Path-Guided Flow Matching for Dataset Distillation
Xuhui Li, Zhengquan Luo, Xiwei Liu, Yongqiang Yu, Zhiqiang Xu
TL;DR
Dataset distillation seeks to compress large datasets into small, representative sets without sacrificing performance. This work introduces Path-Guided Flow Matching (PGFM), the first flow-matching-based framework for generative dataset distillation, operating in a frozen VAE latent space and solving an ODE with few steps. PGFM adds lightweight prototype guidance to steer trajectories toward diverse class prototypes while employing warm-start and trust-region constraints to preserve detail, achieving strong performance with dramatically reduced computation. Across high-resolution benchmarks, PGFM matches or surpasses diffusion-based methods with significantly higher efficiency and improved mode coverage, illustrating flow matching as a practical alternative for scalable dataset distillation.
Abstract
Dataset distillation compresses large datasets into compact synthetic sets with comparable performance in training models. Despite recent progress on diffusion-based distillation, this type of method typically depends on heuristic guidance or prototype assignment, which comes with time-consuming sampling and trajectory instability and thus hurts downstream generalization especially under strong control or low IPC. We propose \emph{Path-Guided Flow Matching (PGFM)}, the first flow matching-based framework for generative distillation, which enables fast deterministic synthesis by solving an ODE in a few steps. PGFM conducts flow matching in the latent space of a frozen VAE to learn class-conditional transport from Gaussian noise to data distribution.

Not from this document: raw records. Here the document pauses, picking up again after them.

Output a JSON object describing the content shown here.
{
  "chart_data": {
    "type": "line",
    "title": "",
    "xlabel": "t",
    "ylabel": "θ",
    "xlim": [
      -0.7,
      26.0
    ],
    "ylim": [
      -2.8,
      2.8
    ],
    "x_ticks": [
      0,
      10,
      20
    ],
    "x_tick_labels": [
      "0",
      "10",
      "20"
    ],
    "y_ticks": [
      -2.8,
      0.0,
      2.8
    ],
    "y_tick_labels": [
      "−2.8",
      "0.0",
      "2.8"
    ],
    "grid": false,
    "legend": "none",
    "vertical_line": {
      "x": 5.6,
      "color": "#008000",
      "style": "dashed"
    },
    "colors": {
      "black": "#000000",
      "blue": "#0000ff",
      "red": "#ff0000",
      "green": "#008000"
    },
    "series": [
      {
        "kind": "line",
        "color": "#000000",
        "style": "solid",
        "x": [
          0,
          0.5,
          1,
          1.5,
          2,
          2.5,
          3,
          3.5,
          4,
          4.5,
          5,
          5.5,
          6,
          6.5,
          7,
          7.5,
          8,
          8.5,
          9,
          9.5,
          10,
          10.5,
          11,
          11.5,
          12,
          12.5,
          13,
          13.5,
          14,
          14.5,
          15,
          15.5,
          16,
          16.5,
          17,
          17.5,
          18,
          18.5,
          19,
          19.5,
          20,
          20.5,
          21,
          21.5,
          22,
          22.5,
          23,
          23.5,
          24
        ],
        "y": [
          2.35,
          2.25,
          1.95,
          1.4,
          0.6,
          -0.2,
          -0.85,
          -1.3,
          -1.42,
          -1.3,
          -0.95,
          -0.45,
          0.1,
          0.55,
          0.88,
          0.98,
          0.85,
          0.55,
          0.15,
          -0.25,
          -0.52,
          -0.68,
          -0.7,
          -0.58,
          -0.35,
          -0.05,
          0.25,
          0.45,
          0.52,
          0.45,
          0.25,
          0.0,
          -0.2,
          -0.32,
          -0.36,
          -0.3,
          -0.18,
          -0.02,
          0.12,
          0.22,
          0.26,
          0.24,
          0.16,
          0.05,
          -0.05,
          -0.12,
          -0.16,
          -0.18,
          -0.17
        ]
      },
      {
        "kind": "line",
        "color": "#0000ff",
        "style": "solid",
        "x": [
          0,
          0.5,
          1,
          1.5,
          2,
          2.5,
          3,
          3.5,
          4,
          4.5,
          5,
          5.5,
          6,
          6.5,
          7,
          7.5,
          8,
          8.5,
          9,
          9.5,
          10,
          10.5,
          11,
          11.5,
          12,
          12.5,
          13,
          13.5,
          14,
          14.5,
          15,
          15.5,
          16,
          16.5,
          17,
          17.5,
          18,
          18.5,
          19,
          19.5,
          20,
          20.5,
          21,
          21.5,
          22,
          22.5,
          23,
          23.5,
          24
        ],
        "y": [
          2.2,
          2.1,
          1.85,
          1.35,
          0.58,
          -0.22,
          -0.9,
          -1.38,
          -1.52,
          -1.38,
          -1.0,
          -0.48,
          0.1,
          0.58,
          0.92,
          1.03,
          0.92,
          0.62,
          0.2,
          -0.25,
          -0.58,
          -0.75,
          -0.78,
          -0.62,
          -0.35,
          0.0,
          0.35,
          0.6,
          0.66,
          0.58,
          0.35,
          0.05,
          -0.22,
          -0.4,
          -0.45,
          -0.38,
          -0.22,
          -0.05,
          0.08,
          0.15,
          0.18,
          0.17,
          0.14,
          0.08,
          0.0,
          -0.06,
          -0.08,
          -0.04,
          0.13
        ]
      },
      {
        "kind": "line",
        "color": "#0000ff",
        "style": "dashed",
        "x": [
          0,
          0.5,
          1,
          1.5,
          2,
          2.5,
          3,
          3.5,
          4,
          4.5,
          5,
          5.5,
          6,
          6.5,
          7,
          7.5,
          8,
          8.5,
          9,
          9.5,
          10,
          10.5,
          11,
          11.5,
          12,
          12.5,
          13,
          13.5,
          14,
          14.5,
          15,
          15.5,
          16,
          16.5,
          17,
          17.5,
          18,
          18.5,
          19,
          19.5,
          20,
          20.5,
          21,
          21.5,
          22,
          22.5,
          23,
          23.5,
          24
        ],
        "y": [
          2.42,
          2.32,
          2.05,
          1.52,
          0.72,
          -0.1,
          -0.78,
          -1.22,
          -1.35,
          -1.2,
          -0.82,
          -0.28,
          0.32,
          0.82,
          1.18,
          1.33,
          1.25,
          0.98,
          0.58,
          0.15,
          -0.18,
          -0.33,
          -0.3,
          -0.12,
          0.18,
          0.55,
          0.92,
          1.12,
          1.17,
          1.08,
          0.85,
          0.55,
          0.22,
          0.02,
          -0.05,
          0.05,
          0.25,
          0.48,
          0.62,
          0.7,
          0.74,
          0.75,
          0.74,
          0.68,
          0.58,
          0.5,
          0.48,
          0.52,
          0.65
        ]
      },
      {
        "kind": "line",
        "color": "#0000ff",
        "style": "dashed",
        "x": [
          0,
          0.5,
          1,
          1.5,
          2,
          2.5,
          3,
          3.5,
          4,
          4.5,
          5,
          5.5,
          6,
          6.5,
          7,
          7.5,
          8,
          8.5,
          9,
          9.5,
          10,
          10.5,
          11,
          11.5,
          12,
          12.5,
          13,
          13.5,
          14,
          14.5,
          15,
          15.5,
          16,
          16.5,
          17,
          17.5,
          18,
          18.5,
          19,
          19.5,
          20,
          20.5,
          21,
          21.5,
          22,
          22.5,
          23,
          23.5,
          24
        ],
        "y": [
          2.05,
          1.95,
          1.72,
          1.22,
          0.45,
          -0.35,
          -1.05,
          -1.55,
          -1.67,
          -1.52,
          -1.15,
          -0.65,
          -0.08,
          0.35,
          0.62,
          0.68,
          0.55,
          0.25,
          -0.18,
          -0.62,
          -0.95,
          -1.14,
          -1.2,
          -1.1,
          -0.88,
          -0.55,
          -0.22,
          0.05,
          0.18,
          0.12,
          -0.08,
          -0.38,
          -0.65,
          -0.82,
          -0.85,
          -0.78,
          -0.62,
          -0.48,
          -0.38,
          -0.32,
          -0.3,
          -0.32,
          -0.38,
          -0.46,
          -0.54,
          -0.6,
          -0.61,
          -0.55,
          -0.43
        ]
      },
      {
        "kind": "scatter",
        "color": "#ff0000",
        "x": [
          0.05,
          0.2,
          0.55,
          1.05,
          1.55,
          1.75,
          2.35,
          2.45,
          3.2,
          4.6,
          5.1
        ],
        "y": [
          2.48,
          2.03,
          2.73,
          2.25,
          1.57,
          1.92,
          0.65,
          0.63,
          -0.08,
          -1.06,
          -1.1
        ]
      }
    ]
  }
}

Particularly, we develop a continuous path-to-prototype guidance algorithm for ODE-consistent path control, which allows trajectories to reliably land on assigned prototypes while preserving diversity and efficiency. Extensive experiments across high-resolution benchmarks demonstrate that PGFM matches or surpasses prior diffusion-based distillation approaches with fewer steps of sampling while delivering competitive performance with remarkably improved efficiency, e.g., 7.6$\times$ more efficient than the diffusion-based counterparts with 78\% mode coverage.